Proposed rate increases for Obamacare insurance policies are 'eye-popping'
So says Megan McArdle writing in Bloomberg. And while these proposed rate increases are not likely to be the final rates allowed by states. McArdle points out that the increases tell a story of their own – that those who have purchased Obamacare insurance policies are older and sicker than projected, leading to massive losses by insurance companies in some cases.
Cheerleader Kevin Drum waves his pom-poms and assures his readers that the actual rate increases will probably be in single digits. But McArdle says this is an illusion as companies try to find a way to make money when claims are skyrocketing.
But in the case of the companies cited by the Wall Street Journal, I'd bet they're not going to go down to 4-8 percent. As it turns out, the insurer filings are public information, available on state websites. And in the three cases where I could see supporting data about premium revenue and losses, those losses appear to be large. Moda of Oregon says that its claims were 139 percent of revenue, making for a margin of -61 percent. If I am reading their somewhat confusing table right, Health Service Corporation of New Mexico says it lost $23 million on revenue of $121 million. CareFirst of Maryland says that claims were 120 percent of revenue, which if we add in some money to pay for overhead, amounts to ... less than or equal to what they're asking from regulators. I can't find claims experience data for Tennessee, but that state told the Wall Street Journal that it lost $141 million on exchange plans last year.
You can expect many of these companies that are losing money on Obamacare policies to leave the exchanges, thus reducing competition which will lead to higher rates anyway. Not exactly a death spiral for Obamacare – yet. But the future looks grim:
Moreover, significant rate increases are what I would broadly expect, because these rates are the first ones set with a full year of claims data, and what we know about the pool is that it is poorer and older -- which would also mean sicker -- than was projected. Initially, HHS was saying that it needed about 40 percent of the exchange policies to be purchased by people age 18-35 to keep the exchanges financially stable. It was 28 percent in both 2014 and 2015, according to HHS data. The CBO had projected about 85 percent of exchange enrollees to be subsidized, falling toward 80 percent as enrollment grew; instead, that number is 87 percent and actually rose slightly from 2014. It would be pretty surprising if rates weren't increasing faster than inflation, or even than general health care cost inflation.

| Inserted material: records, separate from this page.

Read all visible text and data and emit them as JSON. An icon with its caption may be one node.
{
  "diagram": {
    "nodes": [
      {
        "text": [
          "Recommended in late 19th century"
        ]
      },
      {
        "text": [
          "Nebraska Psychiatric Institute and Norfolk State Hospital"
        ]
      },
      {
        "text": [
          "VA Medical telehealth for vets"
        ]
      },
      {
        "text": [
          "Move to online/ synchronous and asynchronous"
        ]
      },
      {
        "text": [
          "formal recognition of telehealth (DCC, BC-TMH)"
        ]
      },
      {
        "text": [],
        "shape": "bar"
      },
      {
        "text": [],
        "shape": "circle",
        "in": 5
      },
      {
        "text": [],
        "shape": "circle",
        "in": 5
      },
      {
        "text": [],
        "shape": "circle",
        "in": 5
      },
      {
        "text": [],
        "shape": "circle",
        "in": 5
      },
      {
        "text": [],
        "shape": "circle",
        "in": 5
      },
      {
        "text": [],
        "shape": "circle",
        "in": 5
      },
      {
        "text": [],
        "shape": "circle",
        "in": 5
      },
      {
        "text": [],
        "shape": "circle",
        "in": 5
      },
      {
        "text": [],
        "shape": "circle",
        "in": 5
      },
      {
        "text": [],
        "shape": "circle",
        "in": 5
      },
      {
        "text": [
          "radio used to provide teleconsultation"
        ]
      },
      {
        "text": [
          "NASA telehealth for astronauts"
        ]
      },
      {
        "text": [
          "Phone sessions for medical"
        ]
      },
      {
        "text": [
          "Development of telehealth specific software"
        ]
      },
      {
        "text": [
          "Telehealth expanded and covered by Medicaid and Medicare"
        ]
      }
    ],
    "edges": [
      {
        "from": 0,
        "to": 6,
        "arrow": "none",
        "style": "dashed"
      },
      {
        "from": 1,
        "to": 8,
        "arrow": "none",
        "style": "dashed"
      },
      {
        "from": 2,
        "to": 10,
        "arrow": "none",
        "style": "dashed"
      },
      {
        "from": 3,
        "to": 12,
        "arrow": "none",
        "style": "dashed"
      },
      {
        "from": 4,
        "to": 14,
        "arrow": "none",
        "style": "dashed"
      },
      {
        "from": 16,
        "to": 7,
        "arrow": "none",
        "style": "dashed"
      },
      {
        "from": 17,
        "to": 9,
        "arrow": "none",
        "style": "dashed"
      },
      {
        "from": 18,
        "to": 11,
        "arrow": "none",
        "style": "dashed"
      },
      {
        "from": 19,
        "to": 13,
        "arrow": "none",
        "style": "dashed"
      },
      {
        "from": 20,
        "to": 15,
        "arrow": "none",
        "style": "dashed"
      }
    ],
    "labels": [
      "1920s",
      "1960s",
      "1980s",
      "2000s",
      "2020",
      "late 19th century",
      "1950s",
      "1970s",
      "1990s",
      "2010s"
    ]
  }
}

Eyeing the Journal's list, the most obvious pattern is that states are converging on a price somewhere well north of $300 a month for a 40-year-old nonsmoker seeking a Silver plan; the states with the biggest rate hikes all had premiums under $250, and are asking to be allowed to go near or over $300, while the states that asked for low increases were already over $300, and in some cases well over. (Vermont is at $430 -- and asking to go to $476! "Only" an 8.4 percent increase, but wow.) It seems as if states where insurers initially underpriced are now trying to move toward a natural price somewhere between $3,600 and $5,000 a year for a single nonsmoker. If that's the price of providing basic benefits, regulators cannot command it away by fiat; the best they can do is to force insurers out of the market.
Even with subsidies, Obamacare is reaching a tipping point. As policies get drastically more expensive, fewer people can afford them – even with subsidies. The Supreme Court decision coming probably next month might eliminate the subsidies which, given that data we have now, would probably mean the practical end of Obamacare.
Insurance companies have been bullied by the Obama administration into keeping rates as low as they are, even though they can't make any money. For sheer survival, most companies will begin to charge enough so they at least don't lose any money, or, as McArdle suggests, leave the exchanges altogether.